One of the last projects Close worked on before the pandemic hit was a spoken word jazz album with Grammy-winning musician Ted Nash. It was released Friday and recorded in New York City at Jazz at Lincoln Center.
She said she’s finally returning to New York this week for the first time in over a year.
“I feel, I think like millions of other people, changed by (the pandemic) and still disturbed by it. I think we have to really take time to know that you don’t come out of something like this easily. You have to really pay attention to where you are. It was not easy. I think all of us came out with an experience and I think a lot of stories will come from this time,” Close said from Montana, where she’s been living since late 2019. “I certainly value getting together with other people. I value community more. I mean, I was lucky to be near my family through the whole thing.”
During the pandemic she was able to film “Swan Song” in Canada alongside Oscar-winning actor Mahershala Ali. The Apple TV+ film does not have a release date.

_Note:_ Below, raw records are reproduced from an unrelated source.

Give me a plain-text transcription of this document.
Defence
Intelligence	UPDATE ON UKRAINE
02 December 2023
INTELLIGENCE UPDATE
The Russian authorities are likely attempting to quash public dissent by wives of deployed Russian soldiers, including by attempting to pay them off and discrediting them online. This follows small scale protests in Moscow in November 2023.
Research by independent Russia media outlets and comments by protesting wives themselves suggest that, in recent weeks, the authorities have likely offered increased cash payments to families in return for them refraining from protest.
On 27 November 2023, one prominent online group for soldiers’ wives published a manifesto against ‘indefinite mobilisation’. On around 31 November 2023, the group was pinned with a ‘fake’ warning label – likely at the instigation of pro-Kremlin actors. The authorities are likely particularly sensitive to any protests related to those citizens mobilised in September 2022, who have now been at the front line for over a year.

“If it’s half as beautiful as the experience of making it, it’s going to be a fantastic movie for people to see,” she said.
“I noticed when I was up there, the whole crew was always like this,” Close added as she put hand over nose and mouth. “You never saw somebody’s whole face. You just saw their eyes. And I as an actor, I hang on people’s eyes, right. So I thought, ‘Oh, the eyes are the most important thing.’ But when I would go and I’d say, ‘OK, I’m six feet away, can I just see your face for five seconds?’ And it would be a revelation every single time.”
Most of the time you had no idea what that person really looked like. And I really feel that we need our whole faces. And I’m so happy that now we can get into a situation where we could see our faces in real time. That means a lot to me.”